The subject of ‘rogue diallers’ has been popping up a great deal in the media recently so I thought it was about time I recapped on exactly what a rogue dialler was and how you can protect yourself against them.

The idea behind a rogue dialler is surprisingly simple; you inadvertently download a small piece of software which alters your dial up settings so instead of dialling your normal freephone or local call rate number to access the Internet your computer starts using a premium rate number instead.Whilst you are blissfully unaware that you are now paying a couple of quid a minute to access the Internet someone is getting rich by exploiting you.It is worth bearing in mind that those of us with broadband aren’t susceptible to these problems as a Broadband modem doesn’t ‘dial out’ as such and so it is impossible for a rogue dialler to change the dial up number.

A common misconception is that your phone company should instantly refund you if you are affected by a rogue dialler but whilst a case of a pensioner receiving a £500 bill from BT due to a rogue dialler is upsetting, it is not the fault of BT that your computer has been dialling these numbers nor are they the ones which have profited from your misfortune.Having said that I do feel the phone companies should be doing more to track down the numbers being used by these rogue diallers and prosecuting those responsible.

The best defence against a rogue dialler is to take matters in to your own hands rather than pretending the problem doesn’t exist and then expecting your phone company to bail you out if you are affected and luckily the steps you need to take are minimal:

First off ensure that your anti-virus software is up to date and your firewall is turned on – I won’t dwell too much on this point as I have covered anti-virus programs and firewalls many times in the past.If you missed any of these articles head to the online archive at www.computerarticles.co.uk to get hold of a copy.Performing a Windows update would also not go amiss at this point but you are all of course doing this on a regular basis anyway, aren’t you?Again, if you’re unsure of how to do a Windows update head to www.computerarticles.co.uk to download instructions.
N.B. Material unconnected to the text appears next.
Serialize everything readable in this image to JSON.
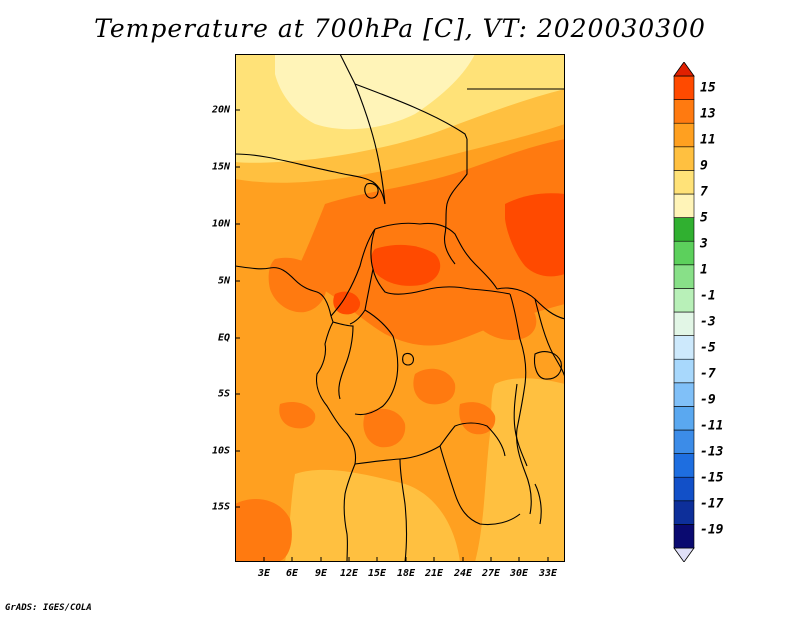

The security settings for your browser should be left at least at the default level however if you have never changed these to a lower level then there should be no reason to worry.Should you wish to check your security settings then go to ‘Tools’ and ‘Internet Options’ in Internet Explorer however I recommend that you don’t set the security levels to maximum otherwise your browsing experience will be compromised by constant censorship.

Those of you who have no need to call premium rate numbers should consider asking their phone company if they can place a call bar on your line to prevent access to premium and international numbers.Do remember that such a call bar will prevent you from making legitimate calls to these types of numbers but I’m sure there are plenty of people who will be happy to live with this.

The scale of the problem has prompted BT to release a piece of software designed to protect your dial up settings to make it difficult for these malicious problems to make the alterations they require.This software is completely free of charge, takes very little time to download and is available from www.bt.com/btprivacyonline.If you install the program on your machine it will start when you first load Windows and will then monitor your dial up connection to alert you if it attempts to dial a restricted number.I would consider this a worthwhile download for most users.

That’s it for this week; take a few minutes out now to protect yourself and avoid the embarrassment of having to explain to BT next month why you can’t afford to pay that £500 bill that you’ve just received in the post!